Le Forum International de la Finance en Afrique Subsaharienne, qui s'est tenu du 20 au 22 novembre à Douala au Cameroun, a tenté de résoudre le paradoxe de la surliquidité des banques et du faible accès au crédit du secteur privé africain.

Le Forum International de la Finance en Afrique Subsaharienne, qui s'est tenu du 20 au 22 novembre à Douala au Cameroun, a tenté de résoudre le paradoxe de la surliquidité des banques et du faible accès au crédit du secteur privé africain.
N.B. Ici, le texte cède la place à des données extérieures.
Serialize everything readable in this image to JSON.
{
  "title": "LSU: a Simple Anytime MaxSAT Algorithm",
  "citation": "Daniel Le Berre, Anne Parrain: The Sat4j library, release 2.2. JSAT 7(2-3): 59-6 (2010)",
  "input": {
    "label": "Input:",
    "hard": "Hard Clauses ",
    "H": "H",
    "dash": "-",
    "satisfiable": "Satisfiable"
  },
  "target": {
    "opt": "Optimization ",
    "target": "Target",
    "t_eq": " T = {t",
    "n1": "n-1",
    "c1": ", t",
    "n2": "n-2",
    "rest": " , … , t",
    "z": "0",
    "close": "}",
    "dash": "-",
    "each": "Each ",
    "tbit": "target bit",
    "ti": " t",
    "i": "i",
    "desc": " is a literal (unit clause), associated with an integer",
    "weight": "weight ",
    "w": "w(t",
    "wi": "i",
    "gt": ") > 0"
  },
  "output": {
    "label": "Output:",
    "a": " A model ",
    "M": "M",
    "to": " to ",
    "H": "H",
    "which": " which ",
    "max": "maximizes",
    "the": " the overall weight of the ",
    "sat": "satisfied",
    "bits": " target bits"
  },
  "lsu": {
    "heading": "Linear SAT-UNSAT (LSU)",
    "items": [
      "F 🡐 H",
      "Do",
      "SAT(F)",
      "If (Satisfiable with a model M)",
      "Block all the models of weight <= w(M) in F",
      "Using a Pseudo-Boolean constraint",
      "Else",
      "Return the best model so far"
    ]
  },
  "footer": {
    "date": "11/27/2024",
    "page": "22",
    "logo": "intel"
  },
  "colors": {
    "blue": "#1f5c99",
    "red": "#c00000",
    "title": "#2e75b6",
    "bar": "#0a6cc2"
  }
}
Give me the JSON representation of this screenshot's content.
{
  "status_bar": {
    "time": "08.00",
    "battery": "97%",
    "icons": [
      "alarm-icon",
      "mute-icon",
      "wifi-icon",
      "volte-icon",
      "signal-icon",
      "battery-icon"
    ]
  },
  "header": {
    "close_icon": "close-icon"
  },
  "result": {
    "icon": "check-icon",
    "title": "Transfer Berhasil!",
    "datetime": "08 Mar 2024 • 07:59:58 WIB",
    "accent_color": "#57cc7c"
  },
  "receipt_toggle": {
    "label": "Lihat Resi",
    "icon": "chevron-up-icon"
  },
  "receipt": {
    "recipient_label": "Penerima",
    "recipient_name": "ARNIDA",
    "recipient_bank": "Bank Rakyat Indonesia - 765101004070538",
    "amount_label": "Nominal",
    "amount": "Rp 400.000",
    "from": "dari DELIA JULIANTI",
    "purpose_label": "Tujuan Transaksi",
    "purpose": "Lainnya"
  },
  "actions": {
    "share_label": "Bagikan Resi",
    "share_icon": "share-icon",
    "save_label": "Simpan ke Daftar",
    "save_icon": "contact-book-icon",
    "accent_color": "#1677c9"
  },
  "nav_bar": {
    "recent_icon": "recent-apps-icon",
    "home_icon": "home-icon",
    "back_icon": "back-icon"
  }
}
Les experts présents sont partis du constat que la plupart des banques africaines sont en surliquidité, avec un chiffre s'élevant notamment à 1000 milliards de francs CFA en zone CEMAC (1,5 milliards d’euros). Ils se sont étonnés des liquidités détenues en abondance par les banques alors que les crédits octroyés à l'économie sont en baisse. Plusieurs raisons ont été avancées pour expliquer ce paradoxe, dont le manque de formation économique et l’impossibilité pour beaucoup d'entreprises de fournir les garanties requises par les banques pour l'octroi de prêts. Le forum s'est ainsi donné pour objectif de promouvoir et encourager le financement des petites et moyennes entreprises en Afrique. «
Quatre-vingt pour cent du marché privé n'est pas couvert par les banques, alors que celui-ci est considéré comme un moteur de croissance pour la plupart des pays d'Afrique subsaharienne et représente 50 pour cent du PIB et de l'emploi
», a déclaré un expert cité par Le Journal de l'Économie Sénégalaise. Les participants ont appelé les gouvernements à favoriser l'intégration et la vulgarisation de nouveaux concepts et outils de financement modernes tels que les fonds d'investissement, les fonds souverains et les mécanismes de finance islamique.